そういう疑問を何となく抱いていた。そして内田先生の3回目の講義が始まる。
内田先生のいつも深くて重い言葉が飛び出す中、21世紀のデザインのあり方が
テーマになった時、「弱さ」がキーワードで出てきた。
・「弱さ」はネガティブイメージが伴うが、ポジティブなものとして伝えることが日本文化
・「弱さ」は人間の心と深く関わっている
・20世紀社会は「強すぎた」のではないか、そして自由に見えて実は不自由な状況

そう、周りにはたくさんの風景やモノが溢れている。

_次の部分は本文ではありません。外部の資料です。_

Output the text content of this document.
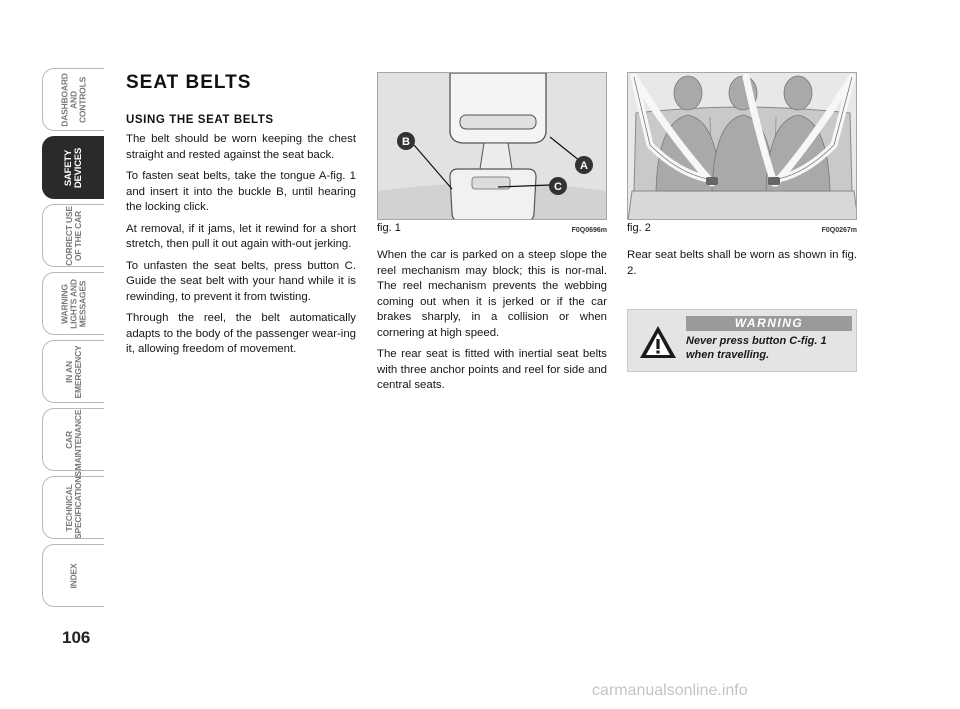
DASHBOARD
AND CONTROLS
SAFETY
DEVICES
CORRECT USE
OF THE CAR
WARNING
LIGHTS AND
MESSAGES
IN AN
EMERGENCY
CAR
MAINTENANCE
TECHNICAL
SPECIFICATIONS
INDEX
106
SEAT BELTS
USING THE SEAT BELTS

The belt should be worn keeping the chest straight and rested against the seat back.

To fasten seat belts, take the tongue A-fig. 1 and insert it into the buckle B, until hearing the locking click.

At removal, if it jams, let it rewind for a short stretch, then pull it out again with-out jerking.

To unfasten the seat belts, press button C. Guide the seat belt with your hand while it is rewinding, to prevent it from twisting.

Through the reel, the belt automatically adapts to the body of the passenger wear-ing it, allowing freedom of movement.

B
A
C
fig. 1	F0Q0696m

When the car is parked on a steep slope the reel mechanism may block; this is nor-mal. The reel mechanism prevents the webbing coming out when it is jerked or if the car brakes sharply, in a collision or when cornering at high speed.

The rear seat is fitted with inertial seat belts with three anchor points and reel for side and central seats.

fig. 2	F0Q0267m

Rear seat belts shall be worn as shown in fig. 2.

WARNING
Never press button C-fig. 1 when travelling.
carmanualsonline.info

なのに目に映るのは何故繊細に
見えるものばかりなのか?
それは、繊細なデザインを美しく、心地良いと感じる日本人のDNAを引き継いで
いるからだ!
と確信したのだ。

講義の前半では前回の振り返りを含め、琳派と今日の装飾性についての話もあった。
「現代の装飾は装飾的であり過ぎた。今、琳派の装飾を取り上げてみることで、
今日(の日本人のデザイン観)につながっているはずだ」というお話し。
「身分の上下に関係なくみんなで作った文化は日本だけ」というお話し。
観察から始まった日本文化は自然の微細の中に「美」を見つけ、
移ろいやすさ、はかなさ、曖昧さ、の中に美しさを発見
したのだ。

また1つ、今まで感じていた疑問が晴れた気がした。

それにしても、内田先生が講義で出される豊富な写真にはいつも驚かされる。
知識に裏付けされた言葉が更に重みを増す。ビジュアルが不勉強のアタマの中に
次々と叩き込まれる。

STRAMDのメンバーはそれぞれ異なるバックグラウンドを持った集まりだ。
しかし、それぞれに正解が無くて抱える疑問や好奇心に対して、内田先生の講義は
いつも必ずヒントを与えてくれているはずだ。